Now when the previous rebalance thread (whose context is lost since we created another thread overriding the defrag->th value for the 2nd rebalance) is about to complete it sets volinfo->defrag to NULL and exit. After that if the current rebalance thread which is unaware of that previous rebalance thread is running and it has set volinfo->defrag to NULL, access the volinfo->defrag it crashes.
Comment 3 Anand Avati 2011-08-03 22:23:55 EDT
CHANGE: http://review.gluster.com/138 (due to the race, there was a possibility of having two (or more) threads doing) merged in master by Anand Avati (avati@gluster.com)

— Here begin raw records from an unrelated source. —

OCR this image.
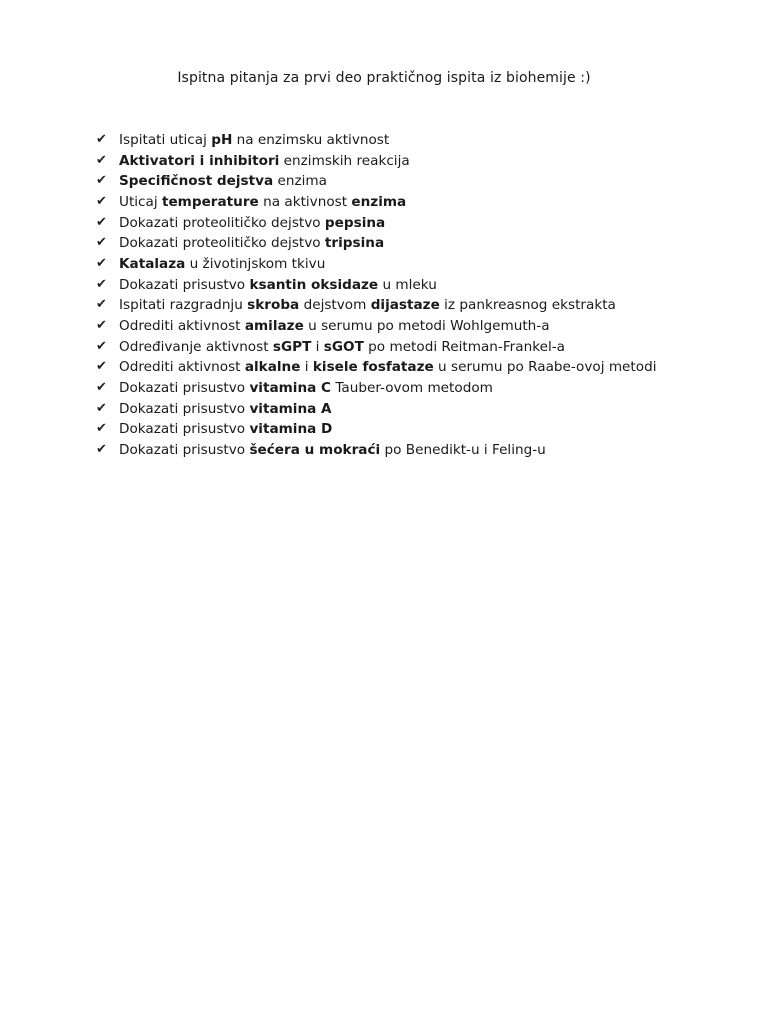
Ispitna pitanja za prvi deo praktičnog ispita iz biohemije :)
✔ Ispitati uticaj pH na enzimsku aktivnost
✔ Aktivatori i inhibitori enzimskih reakcija
✔ Specifičnost dejstva enzima
✔ Uticaj temperature na aktivnost enzima
✔ Dokazati proteolitičko dejstvo pepsina
✔ Dokazati proteolitičko dejstvo tripsina
✔ Katalaza u životinjskom tkivu
✔ Dokazati prisustvo ksantin oksidaze u mleku
✔ Ispitati razgradnju skroba dejstvom dijastaze iz pankreasnog ekstrakta
✔ Odrediti aktivnost amilaze u serumu po metodi Wohlgemuth-a
✔ Određivanje aktivnost sGPT i sGOT po metodi Reitman-Frankel-a
✔ Odrediti aktivnost alkalne i kisele fosfataze u serumu po Raabe-ovoj metodi
✔ Dokazati prisustvo vitamina C Tauber-ovom metodom
✔ Dokazati prisustvo vitamina A
✔ Dokazati prisustvo vitamina D
✔ Dokazati prisustvo šećera u mokraći po Benedikt-u i Feling-u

Comment 4 Anand Avati 2011-08-03 22:32:41 EDT
CHANGE: http://review.gluster.com/140 (due to the race, there was a possibility of having two (or more) threads doing) merged in release-3.1 by Anand Avati (avati@gluster.com)
Comment 5 Anand Avati 2011-08-03 22:32:57 EDT
CHANGE: http://review.gluster.com/139 (due to the race, there was a possibility of having two (or more) threads doing) merged in release-3.2 by Anand Avati (avati@gluster.com)
Comment 6 Amar Tumballi 2011-08-03 22:38:52 EDT
The race condition which could have caused this crash is fixed now. The ultimate fixes in all rebalance related issues should come once we make rebalance cluster friendly (ie, like other CLI ops).
Comment 7 Raghavendra Bhat 2011-08-19 05:34:21 EDT
This is a very racy condition in which the rebalance status should not be layout fix started or migrate data started (they can be completed which was not considered to decide if rebalance is running). 

In such situation one more rebalance start command will conclude that rebalance is not running and creates one more thread (which also uses the same defrag structure as the 1st thread, because defrag structure is allocated only if it is NULL) thus both threads when access the same structure the process crashes.

Now that racy code is removed where to decide if rebalance is already running, glusterd does not see if fix-layout or migrate-data started. Instead it directly checks for volinfo>defrag and if it is not NULL, then considers rebalance is running.